Withe nearly scored himself a few minutes later. Then Parkes made another great save from Woodcock.  The Rs fought back with Tommy Cunningham bringing out a save from Shilton and McGee fluffed a chance. Just before the break Robbo nearly scored and then Peter Withe missed a sitter. 1-0 at half time. The Reds had really stuffed it up the Rs in the first half.

In the second half a couple of bookings seemed to spur QPR back into contention. Ten minutes in, Stan Bowles equalised when he stole the ball of Frank Clark and slid the ball past Shilts from a tight angle.

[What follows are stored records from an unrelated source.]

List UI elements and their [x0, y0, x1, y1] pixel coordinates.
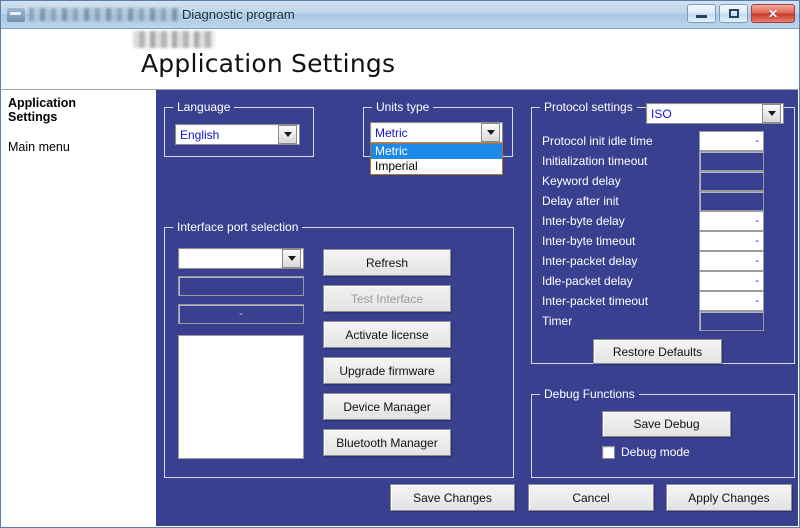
units-option-metric[interactable]: Metric [371, 144, 502, 159]
chevron-down-icon[interactable] [481, 123, 500, 142]
protocol-combo[interactable]: ISO [646, 103, 784, 124]
units-type-dropdown-list[interactable]: Metric Imperial [370, 143, 503, 175]
main-panel: Language English Units type Metric Metri… [156, 89, 798, 526]
page-title: Application Settings [141, 49, 396, 78]
protocol-field-7[interactable]: - [699, 271, 764, 291]
protocol-label-2: Keyword delay [542, 174, 621, 188]
protocol-field-1 [699, 151, 764, 171]
language-combo-value: English [180, 127, 220, 142]
protocol-field-0[interactable]: - [699, 131, 764, 151]
protocol-label-7: Idle-packet delay [542, 274, 633, 288]
debug-functions-group-legend: Debug Functions [540, 387, 639, 401]
debug-mode-checkbox[interactable] [602, 445, 615, 459]
protocol-label-0: Protocol init idle time [542, 134, 653, 148]
page-header: Application Settings [2, 29, 798, 89]
sidebar: Application Settings Main menu [2, 89, 156, 526]
device-manager-button[interactable]: Device Manager [323, 393, 451, 420]
units-type-group-legend: Units type [372, 100, 434, 114]
window-frame: Diagnostic program ✕ Application Setting… [0, 0, 800, 528]
protocol-combo-value: ISO [651, 106, 672, 121]
units-option-imperial[interactable]: Imperial [371, 159, 502, 174]
maximize-button[interactable] [719, 4, 748, 23]
save-debug-button[interactable]: Save Debug [602, 411, 731, 437]
port-info-field-2: - [178, 304, 304, 324]
title-redacted-text [29, 8, 179, 21]
debug-mode-label: Debug mode [621, 445, 690, 459]
test-interface-button: Test Interface [323, 285, 451, 312]
interface-port-group-legend: Interface port selection [173, 220, 303, 234]
protocol-field-4[interactable]: - [699, 211, 764, 231]
protocol-label-8: Inter-packet timeout [542, 294, 649, 308]
protocol-label-9: Timer [542, 314, 573, 328]
protocol-settings-group-legend: Protocol settings [540, 100, 637, 114]
protocol-label-4: Inter-byte delay [542, 214, 625, 228]
sidebar-item-main-menu[interactable]: Main menu [8, 140, 156, 154]
title-bar[interactable]: Diagnostic program ✕ [1, 1, 799, 29]
cancel-button[interactable]: Cancel [528, 484, 654, 511]
bluetooth-manager-button[interactable]: Bluetooth Manager [323, 429, 451, 456]
window-controls: ✕ [687, 4, 795, 23]
upgrade-firmware-button[interactable]: Upgrade firmware [323, 357, 451, 384]
activate-license-button[interactable]: Activate license [323, 321, 451, 348]
chevron-down-icon[interactable] [762, 104, 781, 123]
protocol-field-8[interactable]: - [699, 291, 764, 311]
units-type-combo[interactable]: Metric [370, 122, 503, 143]
units-type-combo-value: Metric [375, 125, 408, 140]
language-group-legend: Language [173, 100, 235, 114]
sidebar-title: Application Settings [8, 96, 77, 124]
protocol-field-2 [699, 171, 764, 191]
port-select-combo[interactable] [178, 248, 304, 269]
minimize-button[interactable] [687, 4, 716, 23]
protocol-field-3 [699, 191, 764, 211]
close-button[interactable]: ✕ [751, 4, 795, 23]
protocol-label-5: Inter-byte timeout [542, 234, 636, 248]
protocol-field-9 [699, 311, 764, 331]
maximize-icon [728, 9, 739, 18]
logo-redacted [133, 31, 215, 48]
language-combo[interactable]: English [175, 124, 300, 145]
apply-changes-button[interactable]: Apply Changes [666, 484, 792, 511]
save-changes-button[interactable]: Save Changes [390, 484, 515, 511]
refresh-button[interactable]: Refresh [323, 249, 451, 276]
chevron-down-icon[interactable] [282, 249, 301, 268]
restore-defaults-button[interactable]: Restore Defaults [593, 339, 722, 364]
port-listbox[interactable] [178, 335, 304, 459]
app-icon [7, 7, 25, 22]
debug-mode-row[interactable]: Debug mode [602, 445, 690, 459]
protocol-label-6: Inter-packet delay [542, 254, 638, 268]
application-window: Diagnostic program ✕ Application Setting… [0, 0, 800, 528]
protocol-field-6[interactable]: - [699, 251, 764, 271]
window-title: Diagnostic program [182, 7, 295, 22]
port-info-field-1 [178, 276, 304, 296]
protocol-label-3: Delay after init [542, 194, 619, 208]
chevron-down-icon[interactable] [278, 125, 297, 144]
minimize-icon [696, 15, 707, 18]
protocol-field-5[interactable]: - [699, 231, 764, 251]
protocol-label-1: Initialization timeout [542, 154, 648, 168]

Not again! We thought. But not for long.

Just one minute later, Forest grabbed the lead back. Burn to Woodcock and his shot flew past Parkes. 2-1.

With ten minutes to go, Frank Clark long pass to Withe was intercepted by Ron Abbot. He passed back to Parkes but wait - it got stuck in the mud and who gets there first but Tony Woodcock - round the keeper and into the net - 3-1!

The Rs were back to the wall now but fought back a little before the final whistle.

What a relief! The treble was still on.

Unbeaten Run Continues

This home win stretched our unbeaten run at the City Ground to 24 games...



And our unbeaten run (home and away) in all competitions to 21...


The Quarter Finals Line Line Up

So, finally, the quarter finals line up was complete...

West Bromwich Albion v Nottingham Forest
Wrexham v Arsenal
Millwall v Ipswich Town
Middlesbrough v Orient

No rest for the wicked though. Two days later, Forest had another home fixture against relegation battlers West Ham United.